Department of Biomedical Engineering, University of Michigan, Ann Arbor, MI, United States of America.
Department of Neurology, University of Michigan, Ann Arbor, MI, United States of America.
J Neural Eng. 2023 Feb 27;20(1). doi: 10.1088/1741-2552/acbb2b.
. Suboptimal electrode placement during subthalamic nucleus deep brain stimulation (STN DBS) surgery may arise from several sources, including frame-based targeting errors and intraoperative brain shift. We present a computer algorithm that can accurately localize intraoperative microelectrode recording (MER) tracks on preoperative magnetic resonance imaging (MRI) in real-time, thereby predicting deviation between the surgical plan and the MER trajectories.. Random forest (RF) modeling was used to derive a statistical relationship between electrophysiological features on intraoperative MER and voxel intensity on preoperative T2-weighted MR imaging. This model was integrated into a larger algorithm that can automatically localize intraoperative MER recording tracks on preoperative MRI in real-time. To verify accuracy, targeting error of both the planned intraoperative trajectory ('planned') and the algorithm-derived trajectory ('calculated') was estimated by measuring deviation from the final DBS lead location on postoperative high-resolution computed tomography ('actual').. MR imaging and MERs were obtained from 24 STN DBS implant trajectories. The cross-validated RF model could accurately distinguish between gray and white matter regions along MER trajectories (AUC 0.84). When applying this model within the localization algorithm, theMER trajectory estimate was found to be significantly closer to theDBS lead when compared to thetrajectory recorded during surgery (1.04 mm vs 1.52 mm deviation,< 0.002), with improvement shown in 19/24 cases (79%). When applying the algorithm to simulated DBS trajectory plans with randomized targeting error, up to 4 mm of error could be resolved to <2 mm on average (< 0.0001).. This work presents an automated system for intraoperative localization of electrodes during STN DBS surgery. This neuroengineering solution may enhance the accuracy of electrode position estimation, particularly in cases where high-resolution intraoperative imaging is not available.

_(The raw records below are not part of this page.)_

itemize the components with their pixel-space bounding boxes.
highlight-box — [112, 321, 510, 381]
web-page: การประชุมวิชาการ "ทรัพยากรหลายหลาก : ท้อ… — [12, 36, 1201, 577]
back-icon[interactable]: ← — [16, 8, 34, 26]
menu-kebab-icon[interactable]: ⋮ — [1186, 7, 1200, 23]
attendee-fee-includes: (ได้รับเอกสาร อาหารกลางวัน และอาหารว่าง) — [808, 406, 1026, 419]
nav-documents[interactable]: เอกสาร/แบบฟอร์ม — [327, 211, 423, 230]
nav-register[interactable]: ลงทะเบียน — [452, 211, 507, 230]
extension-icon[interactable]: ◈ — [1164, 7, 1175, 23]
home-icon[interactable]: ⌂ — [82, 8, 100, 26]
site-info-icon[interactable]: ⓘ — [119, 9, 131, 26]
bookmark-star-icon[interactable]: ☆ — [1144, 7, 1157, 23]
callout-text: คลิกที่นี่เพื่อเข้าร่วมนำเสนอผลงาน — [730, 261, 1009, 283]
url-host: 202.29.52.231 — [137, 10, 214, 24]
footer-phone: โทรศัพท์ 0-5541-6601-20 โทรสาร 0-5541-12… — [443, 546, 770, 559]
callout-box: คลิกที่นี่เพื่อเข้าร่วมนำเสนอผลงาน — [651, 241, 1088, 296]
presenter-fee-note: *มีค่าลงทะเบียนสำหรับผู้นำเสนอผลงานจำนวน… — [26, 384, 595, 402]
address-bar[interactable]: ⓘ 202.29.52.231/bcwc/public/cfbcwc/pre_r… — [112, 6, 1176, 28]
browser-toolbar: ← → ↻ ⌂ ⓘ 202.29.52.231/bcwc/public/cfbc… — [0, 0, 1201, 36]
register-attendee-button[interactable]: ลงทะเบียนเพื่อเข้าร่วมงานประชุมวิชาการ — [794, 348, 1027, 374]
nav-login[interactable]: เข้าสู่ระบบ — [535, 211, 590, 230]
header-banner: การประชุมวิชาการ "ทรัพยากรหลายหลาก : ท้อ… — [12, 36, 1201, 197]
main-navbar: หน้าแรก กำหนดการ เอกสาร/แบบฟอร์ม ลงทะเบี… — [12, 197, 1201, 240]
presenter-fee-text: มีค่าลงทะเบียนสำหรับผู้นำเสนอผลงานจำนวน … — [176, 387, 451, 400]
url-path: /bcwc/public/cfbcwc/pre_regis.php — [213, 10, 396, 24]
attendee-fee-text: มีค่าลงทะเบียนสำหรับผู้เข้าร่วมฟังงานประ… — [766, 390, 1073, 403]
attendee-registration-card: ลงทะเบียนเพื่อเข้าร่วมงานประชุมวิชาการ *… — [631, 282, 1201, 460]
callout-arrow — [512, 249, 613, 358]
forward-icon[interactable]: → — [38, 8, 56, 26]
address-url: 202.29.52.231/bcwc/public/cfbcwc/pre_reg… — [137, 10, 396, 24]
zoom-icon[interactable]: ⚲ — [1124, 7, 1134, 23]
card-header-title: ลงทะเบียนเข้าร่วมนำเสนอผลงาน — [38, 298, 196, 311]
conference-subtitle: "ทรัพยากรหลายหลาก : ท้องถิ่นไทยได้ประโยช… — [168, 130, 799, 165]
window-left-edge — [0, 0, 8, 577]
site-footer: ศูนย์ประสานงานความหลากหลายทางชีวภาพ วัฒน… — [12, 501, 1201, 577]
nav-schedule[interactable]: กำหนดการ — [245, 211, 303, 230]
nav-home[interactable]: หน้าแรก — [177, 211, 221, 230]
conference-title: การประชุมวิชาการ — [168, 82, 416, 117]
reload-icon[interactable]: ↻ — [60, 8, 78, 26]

. 在丘脑底核深部脑刺激 (STN DBS) 手术中,电极的位置不理想可能有几个原因,包括基于框架的靶向误差和术中脑移位。我们提出了一种计算机算法,可以实时准确地将术中微电极记录 (MER) 轨迹定位到术前磁共振成像 (MRI),从而预测手术计划和 MER 轨迹之间的偏差。使用随机森林 (RF) 建模来推导出术中 MER 上的电生理特征与术前 T2 加权 MRI 上的体素强度之间的统计关系。该模型被整合到一个更大的算法中,可以实时自动定位术中 MER 记录轨迹在术前 MRI 上。为了验证准确性,通过测量术后高分辨率计算机断层扫描 (CT) 上最终 DBS 导联位置的偏差来估计计划中的手术轨迹(“计划”)和算法衍生的轨迹(“计算”)的目标误差。获得了 24 条 STN DBS 植入轨迹的 MRI 和 MER。交叉验证的 RF 模型可以准确地区分 MER 轨迹上的灰质和白质区域(AUC 为 0.84)。当在定位算法中应用该模型时,与手术过程中记录的轨迹相比,MER 轨迹的估计值更接近 DBS 导联(偏差为 1.04 毫米对 1.52 毫米,<0.002),24 例中有 19 例得到改善(79%)。当将该算法应用于具有随机靶向误差的模拟 DBS 轨迹计划时,高达 4 毫米的误差可以平均减少到 <2 毫米(<0.0001)。这项工作提出了一种用于 STN DBS 手术中电极术中定位的自动化系统。这个神经工程解决方案可能会提高电极位置估计的准确性,特别是在无法获得高分辨率术中成像的情况下。